The Claudia Carraro program did not demonstrate significant overall effects on eating disorder risk factors. Exploratory findings suggest small gender-specific effects among girls, but these should be interpreted cautiously given the limited effect sizes and underpowered subgroup analyses. Further research should evaluate targeted or gender-adapted approaches and longer-term outcomes.
BIG(GER) PICTURE II:
Emotion Regulation in Mental Disorders: A Systematic Review and Multilevel Meta-Analysis of Transdiagnostic and Disorder-Specific Impairments
2. Clamor, A., Lincoln, T. M., & Schulze, L. (2026). Emotion regulation in mental disorders: A systematic review and multilevel meta-analysis of transdiagnostic and disorder-specific impairments. Psychological Bulletin, 152(2), 157–200. https://doi.org/10.1037/bul0000512
Email address for correspondence: annika.clamor@medicalschool-hamburg.de
ABSTRACT. Models of mental health emphasize the fundamental role of emotion regulation (ER).

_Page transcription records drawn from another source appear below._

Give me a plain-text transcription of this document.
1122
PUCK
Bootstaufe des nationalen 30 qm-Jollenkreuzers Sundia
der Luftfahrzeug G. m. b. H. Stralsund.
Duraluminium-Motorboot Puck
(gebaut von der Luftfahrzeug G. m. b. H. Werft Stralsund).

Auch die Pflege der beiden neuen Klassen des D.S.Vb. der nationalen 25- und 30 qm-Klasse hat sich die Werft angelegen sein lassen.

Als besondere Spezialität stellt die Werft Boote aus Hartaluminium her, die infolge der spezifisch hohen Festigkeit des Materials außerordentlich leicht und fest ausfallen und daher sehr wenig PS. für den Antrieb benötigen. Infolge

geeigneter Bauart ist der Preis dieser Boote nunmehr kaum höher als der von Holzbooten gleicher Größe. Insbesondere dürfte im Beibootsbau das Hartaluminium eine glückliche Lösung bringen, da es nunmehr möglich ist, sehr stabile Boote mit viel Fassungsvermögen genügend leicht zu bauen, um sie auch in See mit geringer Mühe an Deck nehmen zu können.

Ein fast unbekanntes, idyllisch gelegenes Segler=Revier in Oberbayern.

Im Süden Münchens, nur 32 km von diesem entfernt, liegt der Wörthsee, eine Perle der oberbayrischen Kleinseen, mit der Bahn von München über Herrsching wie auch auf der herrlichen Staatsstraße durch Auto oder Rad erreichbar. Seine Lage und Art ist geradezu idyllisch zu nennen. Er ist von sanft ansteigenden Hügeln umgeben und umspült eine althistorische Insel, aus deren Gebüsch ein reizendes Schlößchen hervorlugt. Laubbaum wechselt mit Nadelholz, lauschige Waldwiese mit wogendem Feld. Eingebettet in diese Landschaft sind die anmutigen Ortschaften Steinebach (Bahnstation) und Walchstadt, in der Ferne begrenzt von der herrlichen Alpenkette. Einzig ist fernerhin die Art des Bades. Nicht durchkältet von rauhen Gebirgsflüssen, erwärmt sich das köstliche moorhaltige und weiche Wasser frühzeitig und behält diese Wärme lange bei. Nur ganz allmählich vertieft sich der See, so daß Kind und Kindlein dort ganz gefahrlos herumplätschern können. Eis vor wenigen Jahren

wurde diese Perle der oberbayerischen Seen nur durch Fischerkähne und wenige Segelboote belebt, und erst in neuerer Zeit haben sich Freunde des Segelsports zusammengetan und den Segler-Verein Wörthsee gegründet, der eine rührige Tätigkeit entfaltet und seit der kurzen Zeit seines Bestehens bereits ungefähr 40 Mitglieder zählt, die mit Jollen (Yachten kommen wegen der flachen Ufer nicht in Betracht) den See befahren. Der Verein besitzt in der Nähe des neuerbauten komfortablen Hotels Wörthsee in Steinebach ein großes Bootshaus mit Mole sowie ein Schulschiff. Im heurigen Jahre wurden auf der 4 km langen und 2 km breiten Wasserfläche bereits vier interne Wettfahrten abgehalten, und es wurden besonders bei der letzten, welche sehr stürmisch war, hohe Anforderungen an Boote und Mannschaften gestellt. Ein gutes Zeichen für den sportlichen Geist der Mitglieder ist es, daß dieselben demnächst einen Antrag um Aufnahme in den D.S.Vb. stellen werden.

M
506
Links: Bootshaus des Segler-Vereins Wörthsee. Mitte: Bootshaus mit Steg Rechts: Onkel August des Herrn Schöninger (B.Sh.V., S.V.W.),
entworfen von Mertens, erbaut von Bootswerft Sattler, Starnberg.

Still, it is unknown whether ER impairment varies in severity and type between different disorders. To systematically investigate this question, we searched multiple databases via EBSCOhost for studies comparing adults with mental disorders to nonclinical controls on self-reported ER. We calculated standardized mean differences (SMD) and conducted multilevel meta-analyses to account for nested data.
We included 619 studies (1998–2025) that assessed selected ER questionnaires in 41,590 clinical participants and 36,787 controls. Compared with controls, clinical participants overall reported pronounced difficulties in ER (large SMD = 1.70) and different ER strategy use (moderate to large SMDs: less frequent acceptance = −0.85, problem-solving = −0.63, and reappraisal = −0.63; more frequent avoidance = 1.00, rumination = 1.51, and suppression = 0.73). Difficulties in ER, decreased use of reappraisal, and increased use of rumination and suppression were evident in almost all mental disorders, emphasizing the transdiagnostic relevance of these facets.
In addition, there were specific profiles for disorders with particularly pronounced effect sizes (e.g., difficulties in ER and acceptance in personality disorders; rumination and reappraisal in depressive disorders). An additional review of 25 ecologically momentary assessment studies of ER in daily life aligned with the main findings.
Future research is needed to examine further disorders and the temporal relationship between psychopathology and ER. Nonetheless, there is substantial evidence to assume both universality of ER impairments across disorders and disorder-specific pronunciations. This speaks for using transdiagnostic interventions aimed at improving ER but also points to the need of additional, more targeted interventions for some disorders.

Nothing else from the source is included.